In order to allow fine tuning of the levels of active LacI inside the cells, we decided to add IPTG to the model.
Chemical species
Name | Description |
---|---|
Lacout | Lactate produced by mammalian cells |
Lacin | Lactate inside E. coli cells |
L2 | Dimer of LldR, regulatory protein of lld operon, acts as a repressor |
DLL | Dimer formed between Lactate and LLdr dimer |
LacI | Lac repressor, DNA-binding protein, acts as a protein |
IPTG | Isopropyl β-D-1-thiogalactopyranoside, prevents LacI from repressing the gene of interest |
IL | Dimer formed between LacI and IPTG |
LldP | Lactate permease, active transporter |
Reactions
\begin{align*} \text{Lac}_{\text{out}}&\mathop{\xrightarrow{\hspace{4em}}}^{K_{\mathrm{m,p}},v_\mathrm{max,p}} \text{Lac}_{\text{in}}\\ 2 \cdot \text{Lac}_{\text{in}} + \text{L}_{2} &\mathop{\mathop{\xrightarrow{\hspace{4em}}}^{\xleftarrow{\hspace{4em}}}}_{k_{\mathrm{DLL}}}^{k_{\mathrm{-DLL}}} \text{DLL}\\ &\mathop{\xrightarrow{\hspace{4em}}}^{\displaystyle\mathop{\bot}^{\text{L}_2}} \text{LacI}\\ &\mathop{\xrightarrow{\hspace{4em}}}^{\displaystyle\mathop{\bot}^{\text{L}_2}} \text{GFP}\\ &\mathop{\xrightarrow{\hspace{4em}}}^{\displaystyle\mathop{\bot}^{\text{LacI}}} \text{GFP}\\ \text{IPTG} + \text{LacI} &\mathop{\mathop{\xrightarrow{\hspace{4em}}}^{\xleftarrow{\hspace{4em}}}}_{k_{\mathrm{IL}}}^{k_{\mathrm{-IL}}} \text{IL}\\ \end{align*}Initial model and predictive modeling
Equations
Assumptions
- We used the quasi steady state approximation to model the fast dimerization of Lactate to L2 and of IPTG to LacI.

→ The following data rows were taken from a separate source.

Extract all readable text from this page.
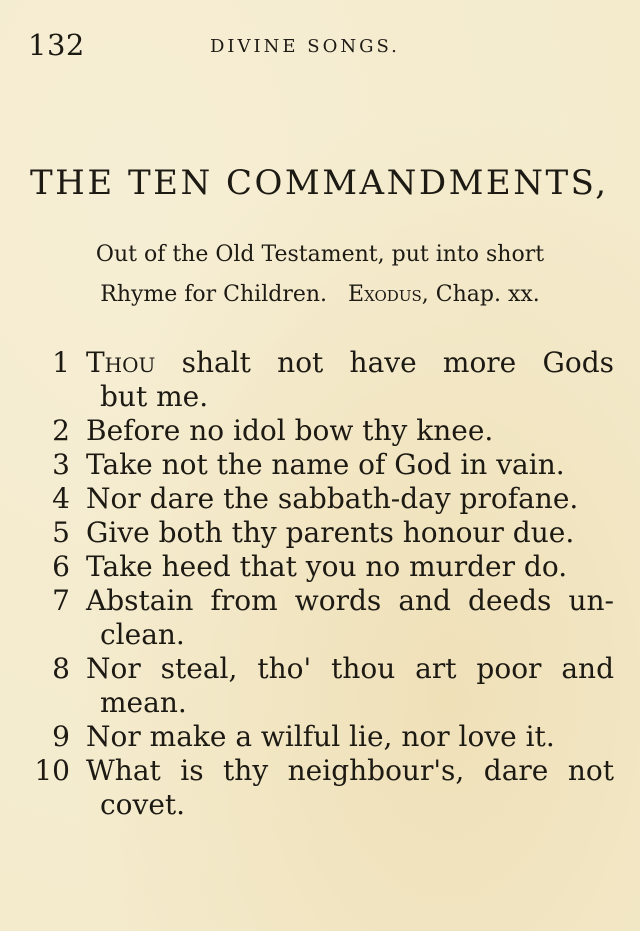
132	DIVINE SONGS.
THE TEN COMMANDMENTS,
Out of the Old Testament, put into short
Rhyme for Children. Exodus, Chap. xx.
1 Thou shalt not have more Gods
but me.
2 Before no idol bow thy knee.
3 Take not the name of God in vain.
4 Nor dare the sabbath-day profane.
5 Give both thy parents honour due.
6 Take heed that you no murder do.
7 Abstain from words and deeds un-
clean.
8 Nor steal, tho' thou art poor and
mean.
9 Nor make a wilful lie, nor love it.
10 What is thy neighbour's, dare not
covet.
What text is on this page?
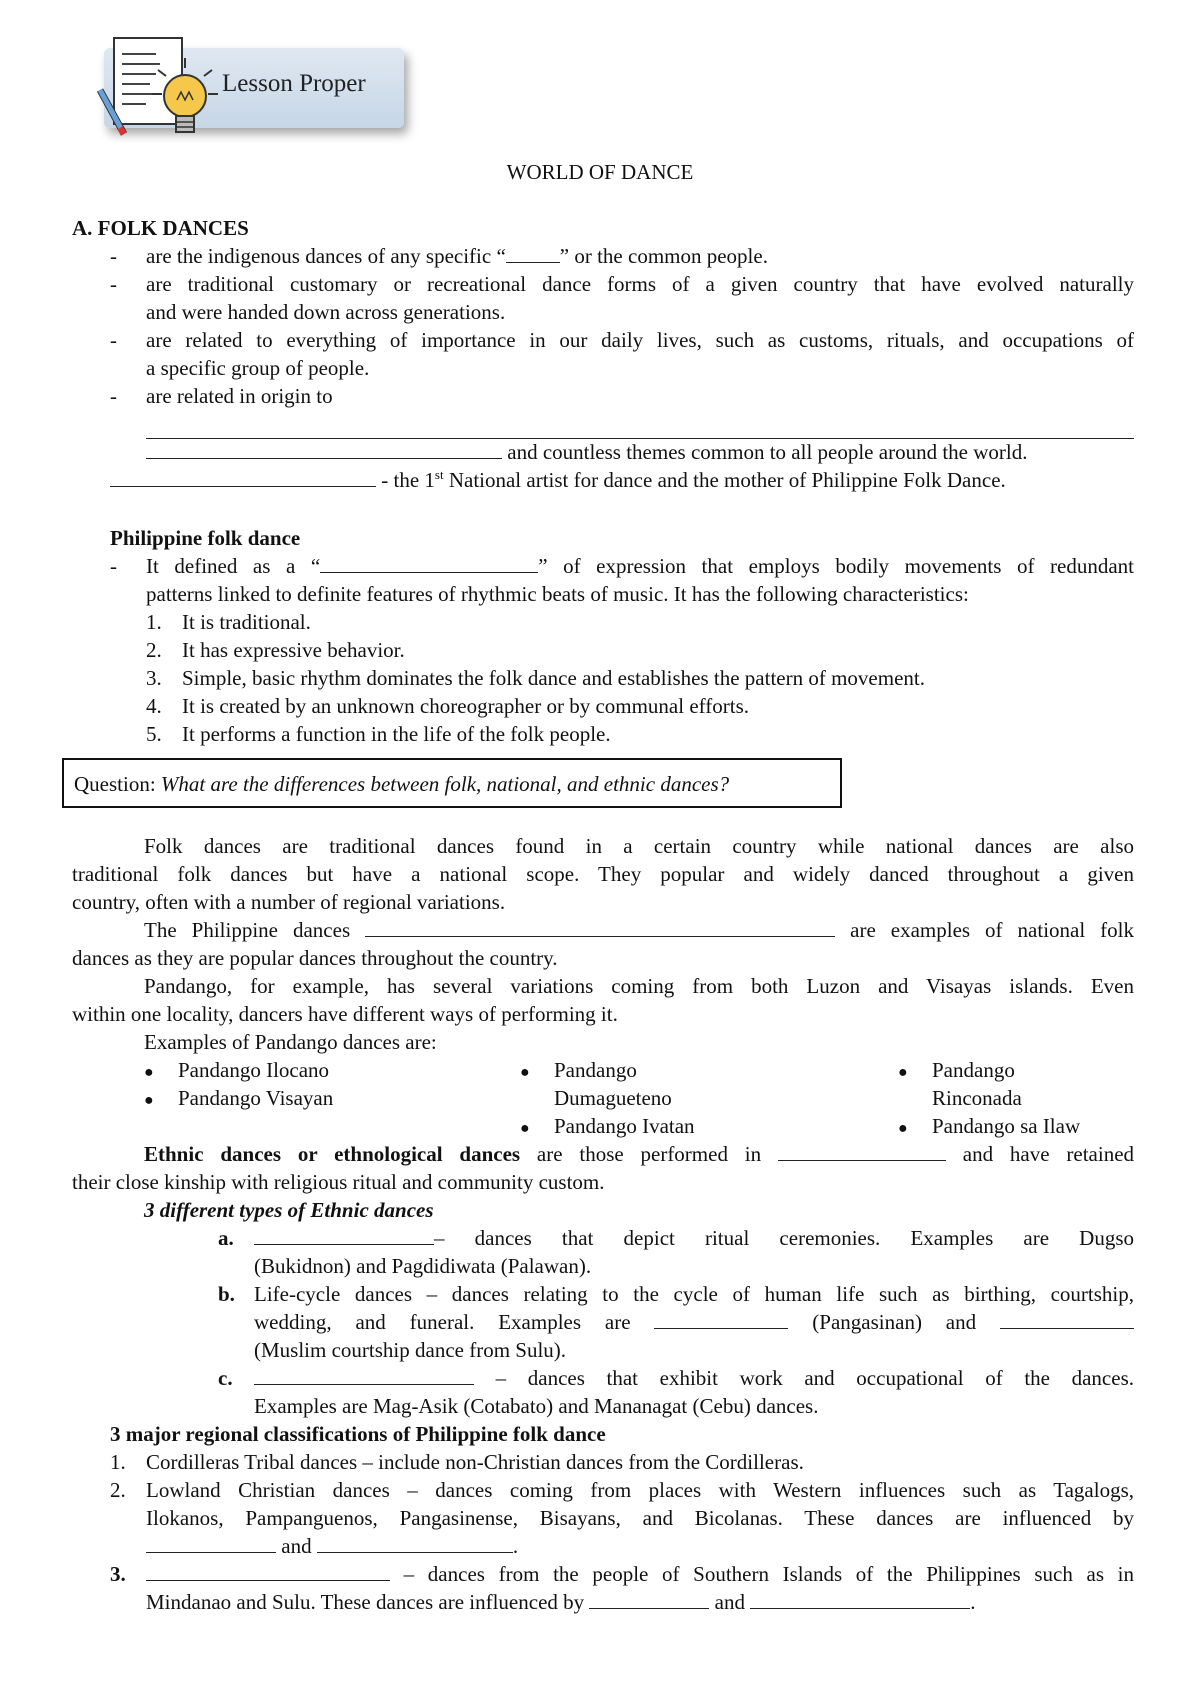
Lesson Proper
WORLD OF DANCE
A. FOLK DANCES
- are the indigenous dances of any specific “	” or the common people.
- are traditional customary or recreational dance forms of a given country that have evolved naturally
and were handed down across generations.
- are related to everything of importance in our daily lives, such as customs, rituals, and occupations of
a specific group of people.
- are related in origin to
and countless themes common to all people around the world.
- the 1st National artist for dance and the mother of Philippine Folk Dance.
Philippine folk dance
- It defined as a “	” of expression that employs bodily movements of redundant
patterns linked to definite features of rhythmic beats of music. It has the following characteristics:
1. It is traditional.
2. It has expressive behavior.
3. Simple, basic rhythm dominates the folk dance and establishes the pattern of movement.
4. It is created by an unknown choreographer or by communal efforts.
5. It performs a function in the life of the folk people.
Question: What are the differences between folk, national, and ethnic dances?
Folk dances are traditional dances found in a certain country while national dances are also
traditional folk dances but have a national scope. They popular and widely danced throughout a given
country, often with a number of regional variations.
The Philippine dances	are examples of national folk
dances as they are popular dances throughout the country.
Pandango, for example, has several variations coming from both Luzon and Visayas islands. Even
within one locality, dancers have different ways of performing it.
Examples of Pandango dances are:
● Pandango Ilocano
● Pandango Visayan
● Pandango
Dumagueteno
● Pandango Ivatan
● Pandango
Rinconada
● Pandango sa Ilaw
Ethnic dances or ethnological dances are those performed in	and have retained
their close kinship with religious ritual and community custom.
3 different types of Ethnic dances
a.	– dances that depict ritual ceremonies. Examples are Dugso
(Bukidnon) and Pagdidiwata (Palawan).
b. Life-cycle dances – dances relating to the cycle of human life such as birthing, courtship,
wedding, and funeral. Examples are	(Pangasinan) and
(Muslim courtship dance from Sulu).
c.	– dances that exhibit work and occupational of the dances.
Examples are Mag-Asik (Cotabato) and Mananagat (Cebu) dances.
3 major regional classifications of Philippine folk dance
1. Cordilleras Tribal dances – include non-Christian dances from the Cordilleras.
2. Lowland Christian dances – dances coming from places with Western influences such as Tagalogs,
Ilokanos, Pampanguenos, Pangasinense, Bisayans, and Bicolanas. These dances are influenced by
and	.
3.	– dances from the people of Southern Islands of the Philippines such as in
Mindanao and Sulu. These dances are influenced by	and	.
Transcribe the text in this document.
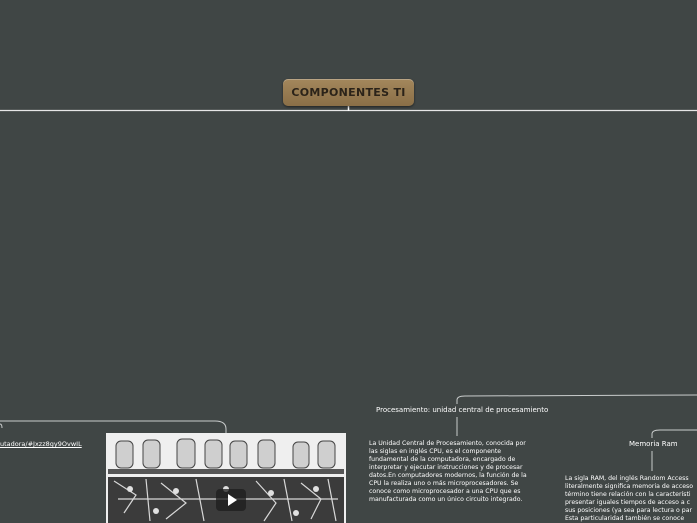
COMPONENTES TI
utadora/#Jxzz8gy9OvwIL
Procesamiento: unidad central de procesamiento
La Unidad Central de Procesamiento, conocida por
las siglas en inglés CPU, es el componente
fundamental de la computadora, encargado de
interpretar y ejecutar instrucciones y de procesar
datos.En computadores modernos, la función de la
CPU la realiza uno o más microprocesadores. Se
conoce como microprocesador a una CPU que es
manufacturada como un único circuito integrado.
Memoria Ram
La sigla RAM, del inglés Random Access
literalmente significa memoria de acceso
término tiene relación con la característi
presentar iguales tiempos de acceso a c
sus posiciones (ya sea para lectura o par
Esta particularidad también se conoce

- We assumed that the Hill coefficient for Lldr was equal to two, since two Lactate molecules bind to one dimer of Lldr. The Hill coefficient for LacI was also set to two.
Equations
\begin{align*} [L_2] &=\frac{L_\mathrm{2tot}}{\frac{[Lac_\mathrm{in}]^2}{K_\mathrm{d,DLL}}+1}\\ \frac{d[LacI]}{dt}&=\frac{a_{\mathrm{LacI}}}{1+(\frac{[L_2]}{K_{\mathrm{R,L}}})^2}-d_{\mathrm{LacI}}[LacI]\\ \frac{d[GFP]}{dt}&=\frac{a_\mathrm{GFP}}{1+(\frac{[L_2]}{K_{\mathrm{R,L}}})^2}*\frac{1}{1+(\frac{[LacI]}{K_{\mathrm{R,LacI}}})^2}-d_{\mathrm{GFP}}[GFP]\\ \end{align*}Non dimensionalized equations
For the initial model, we chose to model the input of lactate as a step input. We non-dimensionalized the system in order to simplify the system
\begin{align*} l_0&= [ \tilde{L_2}]=\frac{[L_2]}{K_{\mathrm{R,L}}}\\ l_1&=[\tilde{LacI}]=\frac{[LacI]}{K_{\mathrm{R,LacI}}}\\ l_2&=[GFP]\\ \tau &=d_{\mathrm{LacI}}\cdot t\\ B&=\frac{Lac_\mathrm{initial}^2}{K_\mathrm{d,DLL}}\\ l_0 &=\frac{\gamma_1}{F_c^2 \cdot \alpha^2 \cdot B+1}\\ \frac{dl_1}{d\tau}&=\frac{a_1}{1+l_0^2}-l_1\\ \frac{dl_2}{d\tau}&=\frac{b_1}{1+l_0^2}\cdot \frac{1}{1+(\frac{l1}{\gamma_2 +1})^2}-b_2l_2\\ a_1&=\frac{a_\mathrm{LacI}}{d_\mathrm{LacI}\cdot K_{RLacI}}\\ b_1 &= \frac{a_\mathrm{GFP}}{d_\mathrm{LacI}}\\ b_2&= \frac{d_\mathrm{GFP}}{d_\mathrm{LacI}}\\ K_\mathrm{d,DLL} &= \frac{k_\mathrm{-DLL}}{k_\mathrm{DLL}}\\ \gamma_1 &= \frac{L_\mathrm{2tot}}{K_\mathrm{R,L}}\\ \gamma_2&=\frac{IPTG_\mathrm{tot}}{K_\mathrm{d,IL}}\\ \end{align*}Characteristics of the model
Fold change behaviour
The model displays perfect fold change behaviour when the steady state of GFP does not depend on the input Lactate. In order to do so, we need to supress all the saturation terms and then :
\begin{align*} [LldR]&\propto \frac{1}{[Lac]^2}\\ [LacI]&\propto \frac{1}{(\frac{1}{[Lac]^2})^{n_1}}\\ [GFP]&\propto \frac{1}{(\frac{1}{[Lac]^2})^{n_1}} \cdot \frac{1}{[LacI]^{n_2}}\\ [GFP]&\propto \frac{[Lac]^{2\cdot n_1}}{[Lac]^{2\cdot n_1 \cdot n_2}} \end{align*}In order to satisfy this condition, we need:
\begin{align*} n_2&=1 \end{align*}If we apply the two necessary conditions in the MATLAB model, we obtain a perfect fold change sensor.